The reason for locking is to allow only 1 thread of control to manipulate a resource (or set of resources)at any given point in time. The mechanics are implementation specific.

Example... I have a Perl app that examines emails at my MTA. The examination takes longer than the interval between email arrivals, so I have multiple threads (each handling a single email). Think multiple checkout cashiers at a store, servicing one long customer line.
I have two counters:

• Number of emails processed,
• Number of bytes processed.

This code example is of the mechanics of a single lock, there are many design patterns on how to us locks, when both updating and reading protected data. Imagine multiple threads updating the same linked list at the same time.

# update shared counters
use threads;
use threads::shared; # needed for shared variables

my $TotalsLock:shared;  # variable to be the lock
my $MsgCnt:shared;
my $TotalBytes:shared;
....
{ 
    lock $TotalsLock;  # I have locked access
    $MsgCnt++;
    $TotalBytes += $bytesThisemail;
} # lock released at end of enclosing scope
[download]

And to print out the results:

# update shared counters
use threads;
use threads::shared; # needed for shared variables

my $TotalsLock:shared;  # variable to be the lock
my $MsgCnt:shared;
my $TotalBytes:shared;
....
{ 
    lock $TotalsLock;  # I have locked access
    print "Activity Totals: $MsgCnt $TotalBytes]n";
} # lock released at end of enclosing scope
[download]

My favorite analogy for locking is a lift in a building.

You have people (threads) moving around independantly on different floors (memory spaces) doing their alloted tasks. Occasionally, they need to share some information with collegues elsewhere and to do that they need to make use of a lift (shared resource). So, they move to the lift and press the button to signal their desire to use it.

If the lift is currently idle ( not signalled), then it responds immediately to their signal and the can move onto their destination (pretty much) immediately. If however, the lift is currently in use, they will have to wait for it to become free.

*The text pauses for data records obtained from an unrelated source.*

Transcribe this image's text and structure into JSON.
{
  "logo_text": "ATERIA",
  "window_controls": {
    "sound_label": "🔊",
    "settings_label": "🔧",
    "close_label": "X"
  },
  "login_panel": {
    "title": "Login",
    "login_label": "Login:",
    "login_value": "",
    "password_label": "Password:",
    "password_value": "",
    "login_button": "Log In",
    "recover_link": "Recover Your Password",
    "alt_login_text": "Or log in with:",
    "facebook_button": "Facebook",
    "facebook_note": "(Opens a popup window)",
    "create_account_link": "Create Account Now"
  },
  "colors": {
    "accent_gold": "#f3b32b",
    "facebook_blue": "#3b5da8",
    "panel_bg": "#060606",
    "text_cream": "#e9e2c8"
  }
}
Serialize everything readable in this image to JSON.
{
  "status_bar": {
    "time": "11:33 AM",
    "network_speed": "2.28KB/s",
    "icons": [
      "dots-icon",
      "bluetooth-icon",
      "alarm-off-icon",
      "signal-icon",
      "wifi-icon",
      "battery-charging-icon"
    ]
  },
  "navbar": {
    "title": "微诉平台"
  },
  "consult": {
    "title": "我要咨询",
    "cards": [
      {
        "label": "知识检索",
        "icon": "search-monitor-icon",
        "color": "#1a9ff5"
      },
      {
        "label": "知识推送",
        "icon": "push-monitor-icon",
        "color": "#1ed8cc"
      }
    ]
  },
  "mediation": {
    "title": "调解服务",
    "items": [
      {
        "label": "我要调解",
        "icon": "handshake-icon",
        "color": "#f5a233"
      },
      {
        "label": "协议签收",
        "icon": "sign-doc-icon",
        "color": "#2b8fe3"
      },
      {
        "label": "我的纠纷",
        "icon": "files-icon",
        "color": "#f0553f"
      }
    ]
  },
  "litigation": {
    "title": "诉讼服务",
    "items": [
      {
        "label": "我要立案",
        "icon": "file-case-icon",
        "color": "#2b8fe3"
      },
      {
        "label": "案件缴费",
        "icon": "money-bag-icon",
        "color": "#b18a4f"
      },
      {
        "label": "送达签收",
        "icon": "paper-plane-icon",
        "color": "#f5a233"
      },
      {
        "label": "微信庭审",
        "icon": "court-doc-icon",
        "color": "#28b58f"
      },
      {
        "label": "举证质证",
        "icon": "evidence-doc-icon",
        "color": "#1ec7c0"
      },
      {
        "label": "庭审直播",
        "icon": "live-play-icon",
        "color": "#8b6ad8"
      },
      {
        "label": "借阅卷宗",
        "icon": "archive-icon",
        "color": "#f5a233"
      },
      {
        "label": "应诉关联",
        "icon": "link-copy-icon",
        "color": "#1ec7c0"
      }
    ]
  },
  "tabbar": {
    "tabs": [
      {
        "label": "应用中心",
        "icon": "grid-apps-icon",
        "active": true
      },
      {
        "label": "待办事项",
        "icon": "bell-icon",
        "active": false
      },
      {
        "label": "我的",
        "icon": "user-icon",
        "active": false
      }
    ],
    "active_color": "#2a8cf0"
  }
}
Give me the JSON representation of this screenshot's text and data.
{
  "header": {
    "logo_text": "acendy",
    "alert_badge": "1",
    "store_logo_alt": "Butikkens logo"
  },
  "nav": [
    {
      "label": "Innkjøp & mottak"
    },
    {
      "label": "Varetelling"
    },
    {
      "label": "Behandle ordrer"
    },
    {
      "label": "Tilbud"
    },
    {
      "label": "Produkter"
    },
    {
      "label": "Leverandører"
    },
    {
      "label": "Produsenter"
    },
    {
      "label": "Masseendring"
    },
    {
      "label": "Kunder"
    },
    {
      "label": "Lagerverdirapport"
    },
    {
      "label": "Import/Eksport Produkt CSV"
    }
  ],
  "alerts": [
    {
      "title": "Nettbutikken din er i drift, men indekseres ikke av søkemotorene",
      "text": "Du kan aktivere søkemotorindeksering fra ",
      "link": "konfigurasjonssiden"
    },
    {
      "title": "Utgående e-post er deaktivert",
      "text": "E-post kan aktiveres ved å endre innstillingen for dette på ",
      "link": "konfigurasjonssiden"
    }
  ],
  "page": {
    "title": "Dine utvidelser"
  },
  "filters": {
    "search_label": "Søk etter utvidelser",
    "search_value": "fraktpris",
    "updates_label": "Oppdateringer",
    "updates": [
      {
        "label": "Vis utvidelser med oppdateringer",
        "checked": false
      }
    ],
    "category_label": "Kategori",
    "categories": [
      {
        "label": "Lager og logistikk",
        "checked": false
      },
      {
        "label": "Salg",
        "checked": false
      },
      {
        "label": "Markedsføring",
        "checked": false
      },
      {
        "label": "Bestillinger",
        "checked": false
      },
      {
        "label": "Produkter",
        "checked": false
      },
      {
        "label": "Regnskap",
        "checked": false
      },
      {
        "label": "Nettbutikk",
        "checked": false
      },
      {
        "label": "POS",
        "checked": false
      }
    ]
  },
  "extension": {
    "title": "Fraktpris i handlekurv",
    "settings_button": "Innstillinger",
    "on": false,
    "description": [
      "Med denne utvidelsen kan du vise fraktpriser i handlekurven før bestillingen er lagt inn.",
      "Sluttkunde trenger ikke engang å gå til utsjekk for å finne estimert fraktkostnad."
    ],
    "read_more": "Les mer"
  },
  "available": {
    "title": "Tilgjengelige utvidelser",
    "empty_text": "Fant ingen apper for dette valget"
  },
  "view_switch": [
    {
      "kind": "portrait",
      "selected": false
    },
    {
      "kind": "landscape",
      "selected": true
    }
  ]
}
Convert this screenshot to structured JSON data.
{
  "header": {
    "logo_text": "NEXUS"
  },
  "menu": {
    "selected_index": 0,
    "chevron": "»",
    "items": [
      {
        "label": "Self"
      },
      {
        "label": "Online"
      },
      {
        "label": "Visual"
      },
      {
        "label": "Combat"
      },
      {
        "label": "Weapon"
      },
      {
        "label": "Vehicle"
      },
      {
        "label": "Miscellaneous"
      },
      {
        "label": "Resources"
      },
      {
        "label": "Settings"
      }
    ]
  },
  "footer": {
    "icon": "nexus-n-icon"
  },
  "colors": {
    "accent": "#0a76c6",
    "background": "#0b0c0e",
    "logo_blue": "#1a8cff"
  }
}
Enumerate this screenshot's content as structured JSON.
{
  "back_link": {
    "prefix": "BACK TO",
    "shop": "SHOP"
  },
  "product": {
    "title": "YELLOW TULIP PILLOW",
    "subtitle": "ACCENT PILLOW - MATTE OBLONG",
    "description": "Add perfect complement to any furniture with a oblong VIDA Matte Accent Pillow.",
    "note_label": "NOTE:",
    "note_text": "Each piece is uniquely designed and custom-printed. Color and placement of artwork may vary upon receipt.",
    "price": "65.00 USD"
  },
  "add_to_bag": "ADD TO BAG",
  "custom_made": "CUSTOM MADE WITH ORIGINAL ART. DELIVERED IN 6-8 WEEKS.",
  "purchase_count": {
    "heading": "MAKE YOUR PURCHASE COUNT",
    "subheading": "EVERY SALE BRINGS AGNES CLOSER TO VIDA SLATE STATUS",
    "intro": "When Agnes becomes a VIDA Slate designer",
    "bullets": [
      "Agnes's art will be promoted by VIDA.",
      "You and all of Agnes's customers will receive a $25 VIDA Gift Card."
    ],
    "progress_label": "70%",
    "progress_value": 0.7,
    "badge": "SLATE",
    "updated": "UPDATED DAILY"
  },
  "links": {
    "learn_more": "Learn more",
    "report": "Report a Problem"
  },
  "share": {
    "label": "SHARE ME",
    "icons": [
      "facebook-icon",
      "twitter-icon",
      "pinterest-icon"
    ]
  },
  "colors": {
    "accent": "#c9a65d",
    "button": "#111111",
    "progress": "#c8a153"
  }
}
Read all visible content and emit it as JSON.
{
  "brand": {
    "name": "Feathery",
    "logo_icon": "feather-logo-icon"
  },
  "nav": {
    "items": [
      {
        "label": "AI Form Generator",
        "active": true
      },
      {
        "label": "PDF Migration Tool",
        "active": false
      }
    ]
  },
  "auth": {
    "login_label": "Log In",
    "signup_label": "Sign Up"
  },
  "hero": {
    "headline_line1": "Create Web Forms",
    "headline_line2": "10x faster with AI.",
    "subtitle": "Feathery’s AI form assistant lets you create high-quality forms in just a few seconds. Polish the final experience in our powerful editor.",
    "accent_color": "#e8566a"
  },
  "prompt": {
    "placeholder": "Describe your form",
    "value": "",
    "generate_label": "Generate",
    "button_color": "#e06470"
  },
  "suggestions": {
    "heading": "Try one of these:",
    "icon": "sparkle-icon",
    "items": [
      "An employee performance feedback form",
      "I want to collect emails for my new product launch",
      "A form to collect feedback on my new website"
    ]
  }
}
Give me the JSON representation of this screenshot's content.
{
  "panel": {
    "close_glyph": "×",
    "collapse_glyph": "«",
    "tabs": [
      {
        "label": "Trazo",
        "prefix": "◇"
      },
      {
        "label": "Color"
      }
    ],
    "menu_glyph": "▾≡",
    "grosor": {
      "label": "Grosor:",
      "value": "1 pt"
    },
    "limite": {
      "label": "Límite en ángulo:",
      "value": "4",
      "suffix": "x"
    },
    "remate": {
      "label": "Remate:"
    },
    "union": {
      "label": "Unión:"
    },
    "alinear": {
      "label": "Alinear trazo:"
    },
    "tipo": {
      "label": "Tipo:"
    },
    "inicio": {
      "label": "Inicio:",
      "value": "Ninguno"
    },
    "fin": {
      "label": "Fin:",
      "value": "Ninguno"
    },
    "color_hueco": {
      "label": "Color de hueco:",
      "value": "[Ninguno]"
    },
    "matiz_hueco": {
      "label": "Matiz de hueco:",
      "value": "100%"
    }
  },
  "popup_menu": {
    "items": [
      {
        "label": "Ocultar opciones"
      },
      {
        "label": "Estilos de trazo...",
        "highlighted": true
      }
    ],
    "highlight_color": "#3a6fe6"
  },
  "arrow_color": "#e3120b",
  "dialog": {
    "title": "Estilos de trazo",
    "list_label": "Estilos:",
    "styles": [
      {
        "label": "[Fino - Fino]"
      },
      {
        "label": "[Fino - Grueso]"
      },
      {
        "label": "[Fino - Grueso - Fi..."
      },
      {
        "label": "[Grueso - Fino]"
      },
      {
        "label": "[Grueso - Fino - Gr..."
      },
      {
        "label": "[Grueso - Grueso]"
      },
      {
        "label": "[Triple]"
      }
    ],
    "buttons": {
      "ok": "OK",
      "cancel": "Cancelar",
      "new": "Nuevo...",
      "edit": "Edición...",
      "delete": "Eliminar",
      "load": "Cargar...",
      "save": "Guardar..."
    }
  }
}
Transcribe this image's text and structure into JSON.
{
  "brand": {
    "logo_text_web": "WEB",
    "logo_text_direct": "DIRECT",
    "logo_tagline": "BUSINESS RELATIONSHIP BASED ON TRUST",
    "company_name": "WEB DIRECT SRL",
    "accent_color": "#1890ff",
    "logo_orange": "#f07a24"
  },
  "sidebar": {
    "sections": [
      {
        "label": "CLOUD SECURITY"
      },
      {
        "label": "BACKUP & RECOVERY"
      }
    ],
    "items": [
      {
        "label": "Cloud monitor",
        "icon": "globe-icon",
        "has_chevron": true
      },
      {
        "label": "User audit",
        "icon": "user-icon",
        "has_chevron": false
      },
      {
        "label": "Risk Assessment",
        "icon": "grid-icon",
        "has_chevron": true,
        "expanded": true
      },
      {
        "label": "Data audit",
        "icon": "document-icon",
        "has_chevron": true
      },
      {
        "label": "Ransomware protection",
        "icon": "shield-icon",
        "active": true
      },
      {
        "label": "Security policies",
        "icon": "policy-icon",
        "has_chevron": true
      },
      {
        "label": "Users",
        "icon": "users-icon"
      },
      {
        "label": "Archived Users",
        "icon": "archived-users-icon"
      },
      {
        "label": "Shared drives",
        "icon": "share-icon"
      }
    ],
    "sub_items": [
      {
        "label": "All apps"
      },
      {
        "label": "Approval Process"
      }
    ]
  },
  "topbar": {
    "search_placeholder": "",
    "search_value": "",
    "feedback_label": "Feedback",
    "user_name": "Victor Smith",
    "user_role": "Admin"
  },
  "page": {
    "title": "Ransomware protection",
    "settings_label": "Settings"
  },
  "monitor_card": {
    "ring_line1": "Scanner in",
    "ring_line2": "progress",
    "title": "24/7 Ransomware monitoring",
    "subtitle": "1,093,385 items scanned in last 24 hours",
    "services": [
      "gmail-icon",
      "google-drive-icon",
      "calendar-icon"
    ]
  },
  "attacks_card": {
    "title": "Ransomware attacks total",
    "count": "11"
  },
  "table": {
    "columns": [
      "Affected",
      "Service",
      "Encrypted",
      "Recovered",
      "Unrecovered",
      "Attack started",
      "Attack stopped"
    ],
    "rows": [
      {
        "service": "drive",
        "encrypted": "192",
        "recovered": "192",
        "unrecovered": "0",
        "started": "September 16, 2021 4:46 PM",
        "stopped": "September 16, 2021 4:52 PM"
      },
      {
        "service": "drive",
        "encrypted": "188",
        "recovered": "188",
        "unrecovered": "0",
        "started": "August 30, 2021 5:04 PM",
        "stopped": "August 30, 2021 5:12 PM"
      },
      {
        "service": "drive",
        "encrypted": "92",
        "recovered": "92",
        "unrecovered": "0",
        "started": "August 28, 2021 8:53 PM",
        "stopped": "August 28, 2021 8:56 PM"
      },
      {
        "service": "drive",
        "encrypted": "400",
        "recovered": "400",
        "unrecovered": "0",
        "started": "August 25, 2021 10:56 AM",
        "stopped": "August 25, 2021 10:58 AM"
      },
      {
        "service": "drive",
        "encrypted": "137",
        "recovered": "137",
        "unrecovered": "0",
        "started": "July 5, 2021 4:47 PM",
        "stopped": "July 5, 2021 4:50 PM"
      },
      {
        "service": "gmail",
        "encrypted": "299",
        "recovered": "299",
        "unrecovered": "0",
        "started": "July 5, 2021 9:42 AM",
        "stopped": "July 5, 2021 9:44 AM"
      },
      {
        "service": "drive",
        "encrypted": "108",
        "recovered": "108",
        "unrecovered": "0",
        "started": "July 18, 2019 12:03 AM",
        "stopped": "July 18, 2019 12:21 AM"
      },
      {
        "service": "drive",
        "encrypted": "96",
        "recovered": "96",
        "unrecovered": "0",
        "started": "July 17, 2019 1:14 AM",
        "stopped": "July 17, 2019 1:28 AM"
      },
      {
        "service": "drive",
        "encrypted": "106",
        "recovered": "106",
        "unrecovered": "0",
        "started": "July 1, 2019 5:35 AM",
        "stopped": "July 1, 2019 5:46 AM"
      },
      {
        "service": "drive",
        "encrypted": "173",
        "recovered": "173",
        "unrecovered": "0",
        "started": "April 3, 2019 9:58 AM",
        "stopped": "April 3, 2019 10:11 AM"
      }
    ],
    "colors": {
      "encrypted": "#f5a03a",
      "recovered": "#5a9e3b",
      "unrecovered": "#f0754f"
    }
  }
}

And there may already be several other people waiting (having signalled) for the lift, and which one will get serviced first is down to some permutation of their floor relative to the lift at the time they signalled; and at the time it becomes free; and who else is closer to the lift when it becomes free; and a bunch of other hueristics to do with scheduling (the OS dispatcher).

Of course there can be more than one lift (shared resource), and each lift can accomodate more than one person (shared arrays or hashes). And you can extend the analogy to deal with things like process inversions and deadlocks and similar. But, as analogies have a tendancy to do, the more you extend it, the more imperfect the it becomes. It's still a useful visualisation though.

The main thing to know about shared vars and locking in Perl, is that because variables have to be explicitly shared, the need for shared variables (and therefore locking, and the problems traditionally associated with it) is rare. For many applications, the user can avoid most, and even all need for explicit user sharing & locking by the juducious use of Thread::Queue.

And if you find yourself needing to employ widespread sharing and locking, then you are probably doing it wrong.